# Solving A problem using kinematics and Energy

1. May 13, 2015

### lion_

1. The problem statement, all variables and given/known data
A $1.50$ kg snowball is fired from a cliff $12.5$m high with an initial velocity of $14.0$ m/s, directed $41^{\circ}$ above the horizontal. How fast does the ball travel when it hits the ground.

2. Relevant equations
$E=K+U$
$V^2_f=v^2_i+2a(y_f-y_i)$
$y_f=v_i \sin \theta-gt^2$

3. The attempt at a solution
First using conservation of mechanical energy,
$E=(1/2mv_f^2-1/2mv^2_i)+(0-mgh)$
$v=\sqrt{v^2_i+2mgh} \implies v=\sqrt{14^2+2((9.8)(12.5)}=21m/s$

Using kinematics to verify,
$0=v_i\sin \theta -gt$
$t=\frac{v_i\sin \theta}{g}=\frac{14\sin 41}{9.8}=0.937 s$
$y_f=14\sin 41 (.937)-.5(9.8)(.937)^2=4.3m$ which gives the height traveled above the horizontal
Calculate speed $v=\sqrt{2(9.8)(12.5+4.3)}=18.14m/s$

Which is wrong they both look correct.

2. May 13, 2015

### SammyS

Staff Emeritus
The first method looks correct.

In the second method, you completely ignored the horizontal component of the velocity.

3. May 13, 2015

### lion_

How is the horizontal component needed?

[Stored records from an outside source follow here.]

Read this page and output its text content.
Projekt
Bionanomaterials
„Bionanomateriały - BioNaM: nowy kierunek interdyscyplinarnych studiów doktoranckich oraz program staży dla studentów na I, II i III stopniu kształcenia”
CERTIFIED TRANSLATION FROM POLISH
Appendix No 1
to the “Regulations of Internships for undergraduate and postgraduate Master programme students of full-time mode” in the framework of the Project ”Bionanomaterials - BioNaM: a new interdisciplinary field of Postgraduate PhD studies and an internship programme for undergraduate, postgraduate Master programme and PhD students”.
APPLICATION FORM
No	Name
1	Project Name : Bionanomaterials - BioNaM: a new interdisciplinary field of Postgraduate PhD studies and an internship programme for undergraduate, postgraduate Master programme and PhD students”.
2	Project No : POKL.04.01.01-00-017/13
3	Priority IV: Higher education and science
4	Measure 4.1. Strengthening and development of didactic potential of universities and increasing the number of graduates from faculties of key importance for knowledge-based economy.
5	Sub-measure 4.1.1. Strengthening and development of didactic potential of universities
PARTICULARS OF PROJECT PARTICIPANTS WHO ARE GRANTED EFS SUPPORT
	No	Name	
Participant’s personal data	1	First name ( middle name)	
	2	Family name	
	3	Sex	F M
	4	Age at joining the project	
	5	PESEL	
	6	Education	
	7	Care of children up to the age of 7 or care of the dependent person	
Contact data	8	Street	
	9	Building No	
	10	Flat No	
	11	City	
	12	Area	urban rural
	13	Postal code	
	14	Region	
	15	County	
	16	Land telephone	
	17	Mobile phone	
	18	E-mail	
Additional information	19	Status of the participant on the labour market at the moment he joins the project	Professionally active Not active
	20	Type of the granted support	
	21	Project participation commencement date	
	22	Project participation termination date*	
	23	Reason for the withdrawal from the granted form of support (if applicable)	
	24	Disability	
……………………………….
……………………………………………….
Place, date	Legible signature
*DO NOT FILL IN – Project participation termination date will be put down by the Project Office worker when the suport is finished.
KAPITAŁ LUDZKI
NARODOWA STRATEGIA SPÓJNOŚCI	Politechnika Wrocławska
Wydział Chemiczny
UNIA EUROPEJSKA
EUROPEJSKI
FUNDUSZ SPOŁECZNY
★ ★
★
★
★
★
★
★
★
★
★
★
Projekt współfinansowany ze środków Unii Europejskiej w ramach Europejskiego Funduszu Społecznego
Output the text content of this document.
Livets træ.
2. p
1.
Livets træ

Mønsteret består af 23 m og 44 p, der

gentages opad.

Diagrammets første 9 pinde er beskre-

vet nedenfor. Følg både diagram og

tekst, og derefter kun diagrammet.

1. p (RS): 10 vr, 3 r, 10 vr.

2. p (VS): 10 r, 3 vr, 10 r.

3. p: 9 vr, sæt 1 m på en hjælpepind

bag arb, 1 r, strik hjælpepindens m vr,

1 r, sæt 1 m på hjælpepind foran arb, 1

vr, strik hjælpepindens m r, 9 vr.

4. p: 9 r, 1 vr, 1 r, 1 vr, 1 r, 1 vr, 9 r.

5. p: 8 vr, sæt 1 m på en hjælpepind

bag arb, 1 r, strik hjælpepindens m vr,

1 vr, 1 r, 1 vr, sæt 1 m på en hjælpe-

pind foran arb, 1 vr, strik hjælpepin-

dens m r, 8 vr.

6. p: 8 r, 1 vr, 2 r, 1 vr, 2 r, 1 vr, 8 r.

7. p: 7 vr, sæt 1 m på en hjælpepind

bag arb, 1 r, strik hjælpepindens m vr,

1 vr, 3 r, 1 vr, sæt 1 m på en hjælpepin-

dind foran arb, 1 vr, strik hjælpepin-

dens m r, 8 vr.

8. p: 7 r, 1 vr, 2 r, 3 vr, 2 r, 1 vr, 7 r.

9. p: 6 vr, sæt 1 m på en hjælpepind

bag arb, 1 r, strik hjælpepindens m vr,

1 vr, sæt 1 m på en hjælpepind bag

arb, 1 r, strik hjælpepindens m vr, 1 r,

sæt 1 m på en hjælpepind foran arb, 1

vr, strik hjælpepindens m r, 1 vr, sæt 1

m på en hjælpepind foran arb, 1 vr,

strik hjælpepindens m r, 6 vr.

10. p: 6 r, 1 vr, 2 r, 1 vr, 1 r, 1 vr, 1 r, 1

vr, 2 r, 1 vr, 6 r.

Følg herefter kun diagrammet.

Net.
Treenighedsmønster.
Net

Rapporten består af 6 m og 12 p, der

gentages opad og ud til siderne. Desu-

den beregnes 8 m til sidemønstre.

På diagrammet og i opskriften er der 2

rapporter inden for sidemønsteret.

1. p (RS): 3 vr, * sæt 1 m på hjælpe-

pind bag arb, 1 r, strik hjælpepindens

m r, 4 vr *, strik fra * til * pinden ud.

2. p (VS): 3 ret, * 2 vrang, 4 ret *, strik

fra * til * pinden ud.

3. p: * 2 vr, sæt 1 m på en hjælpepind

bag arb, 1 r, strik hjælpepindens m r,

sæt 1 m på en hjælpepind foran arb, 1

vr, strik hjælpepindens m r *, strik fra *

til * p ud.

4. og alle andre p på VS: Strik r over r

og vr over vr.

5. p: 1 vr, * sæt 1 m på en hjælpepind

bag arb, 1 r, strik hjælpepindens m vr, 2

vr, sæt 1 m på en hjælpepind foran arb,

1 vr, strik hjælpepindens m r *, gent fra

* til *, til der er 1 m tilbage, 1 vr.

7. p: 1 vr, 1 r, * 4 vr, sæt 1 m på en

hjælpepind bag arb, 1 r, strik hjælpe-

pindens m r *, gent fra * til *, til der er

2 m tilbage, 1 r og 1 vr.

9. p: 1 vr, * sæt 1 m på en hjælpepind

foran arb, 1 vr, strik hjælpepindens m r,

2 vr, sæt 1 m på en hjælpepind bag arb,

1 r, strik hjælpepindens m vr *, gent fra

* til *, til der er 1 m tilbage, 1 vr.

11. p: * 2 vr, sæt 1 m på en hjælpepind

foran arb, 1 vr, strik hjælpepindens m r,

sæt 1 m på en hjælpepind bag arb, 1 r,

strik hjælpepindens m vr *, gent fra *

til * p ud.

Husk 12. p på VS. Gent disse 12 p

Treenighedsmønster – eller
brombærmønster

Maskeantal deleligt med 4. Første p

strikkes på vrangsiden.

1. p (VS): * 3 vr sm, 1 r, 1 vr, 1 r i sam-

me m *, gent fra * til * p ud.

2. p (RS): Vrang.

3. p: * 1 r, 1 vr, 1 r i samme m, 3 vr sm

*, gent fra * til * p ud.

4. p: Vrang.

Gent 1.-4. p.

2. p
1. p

The only thing we are concerned with is the height, thus once the snowball reaches maximum height, it becomes a one dimensional problem regardless of how fast the horizontal component is traveling. It is independent of gravity.

4. May 13, 2015

### SammyS

Staff Emeritus
How is it not needed?

So you need to calculate $v_f=\sqrt{v_x^2+v_y^2}=\sqrt{14^2\cos^2 41^{\circ}+(18.14)^2}=20.99$ I guess that what was missing thanks.